Stephen Hawking
I
Despertó sobre la acera. Alguien la había recostado con los pies en alto. Delante de ella estaba Matías, su novio, quien le hizo saber que su padre la andaba buscando por el asunto de los doscientos euros que habían desaparecido de la caja. La chica de la catequesis parroquial había robado a su propio progenitor faltando como poco a dos de los diez mandamientos. Se incorporó y le pidió a Matías que no se preocupara: ella reservaría el pasaje y se verían de nuevo en la puerta de la estación. Era entonces o no sería nunca. No era una huida: era un viaje definitivo a sus sueños. Las palabras aparentaban solidez, pero se derretían como la nieve en agosto. No supo muy bien qué ocurrió al salir a los andenes de la estación de autobuses, con un billete para el Alsa a Madrid y su guitarra al hombro. Todo era un poco más raro y el día empezaba a vaciarse de gusanos. Contra el azul nevado de la Sierra los rayos del sol la forzaban a entrecerrar los ojos.
II
Despertó en el asiento trasero de un coche.
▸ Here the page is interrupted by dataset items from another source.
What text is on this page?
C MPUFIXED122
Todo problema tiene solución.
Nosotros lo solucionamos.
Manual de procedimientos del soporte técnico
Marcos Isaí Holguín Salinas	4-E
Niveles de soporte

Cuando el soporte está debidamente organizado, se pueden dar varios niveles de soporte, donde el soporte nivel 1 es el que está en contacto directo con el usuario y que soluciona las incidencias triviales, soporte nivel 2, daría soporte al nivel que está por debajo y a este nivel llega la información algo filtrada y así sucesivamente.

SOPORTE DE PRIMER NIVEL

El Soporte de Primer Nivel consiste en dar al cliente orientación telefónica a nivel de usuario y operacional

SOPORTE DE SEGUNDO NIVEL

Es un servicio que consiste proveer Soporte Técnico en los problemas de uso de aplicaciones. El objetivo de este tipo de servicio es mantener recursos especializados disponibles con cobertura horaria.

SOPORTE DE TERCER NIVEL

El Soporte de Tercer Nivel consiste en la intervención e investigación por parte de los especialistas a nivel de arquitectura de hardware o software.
Su padre conducía. Unos ojos acusadores la miraban desde el retrovisor. Le dolía la cabeza. Su padre rompió el silencio y le contó cómo el yonqui de Matías le había robado los doscientos euros y el pasaje a Madrid. Jamás llegaría para la prueba. A cada rato repetía cuánto lo sentía. Que era mejor así. Que ya vería. Su estómago era una bola de rabia. Gusanos. Pidió a su padre que la dejara apearse. Regresaban los mareos. Apenas tuvo tiempo de abrir la puerta del servicio de la gasolinera. Cerró los ojos: la acidez estallaba en la garganta.
III
El universo se rehízo. Se levantó a duras penas, todavía débil por el esfuerzo. La cabeza le explotaba. Ignoraba si aquel olor nauseabundo se correspondía con sus propios vómitos o con los de su predecesor. Para colmo, no salía agua de la cañería. El intenso calor reavivaba las náuseas. Sin saber muy bien qué hacer, caminó tambaleándose hasta un surtidor y encontró que en la acera de enfrente de la Avenida la esperaba Matías. Apesadumbrado, le contaba que había un autobús aguardándola en la dársena dieciséis que debía llevarla urgentemente a Madrid. Su padre estaba ingresado en el 1 2 de octubre por una grave enfermedad. Ella estaba confundida: después de todo, no sabía si fiarse de Matías. Caminaron de la mano hasta la siguiente marquesina. Matías sacó dos tickets en la máquina y subieron al treinta y ocho. Hablaron poco. Se miraron. A ella le pareció raro que él, en todo el trayecto, no le preguntase por el olor. La despidió al bajar, a unos metros de la puerta acristalada de la estación, depositando doscientos euros en su mano, en gastados billetes de cincuenta. El beso que se dieron le supo a tabaco, aunque ella no recordaba que él hubiera fumado antes. «Te dejo acá: sabés que no me va eso de decir adiós con la manito como un pelotudo… ¡Corré! ¡Dale que no llegás!». Un sonido extraño en sus labios. «Te quiero mucho, Flaca». Ella ya se había internado en el edificio. Las últimas palabras de Matías se apagaron en la oscuridad.
IV
Cuando logró abrir los ojos, el mundo tardó aún unos minutos. La oscuridad era cálida. Palpó las paredes de aquel útero: el espacio no era muy amplio. Los mareos habían desaparecido. De repente, se encendió una luz al fondo y alguien dijo: «Es tu turno, mucha mierda». Así, sin pensarlo demasiado, agarró la guitarra y cruzó las cortinas. Del otro lado, la megafonía de la Galileo ya había anunciado su actuación. Las emociones se agolpaban hasta que, sobre todas ellas, la alegría se impuso: su padre y Matías, superando viejas rencillas, se sentaban juntos en primera fila. Interpretó una de sus canciones más viejas, lenta, profunda, desgarradora. Y todo ese tiempo no se acordó de los gusanos. Con el eco del último acorde llegaron los aplausos, que caían como gotas de lluvia sobre sus ojos cerrados.
V
Al despertar, ya no había aplausos ni público. Se sintió regresar de un viaje interminable por agujeros de gusano. En la habitación del hospital, su padre agarraba su mano entre lágrimas de alivio. El niño iba a llamarse Matías, como su difunto padre. Los policías no esperaron más y se lo llevaron.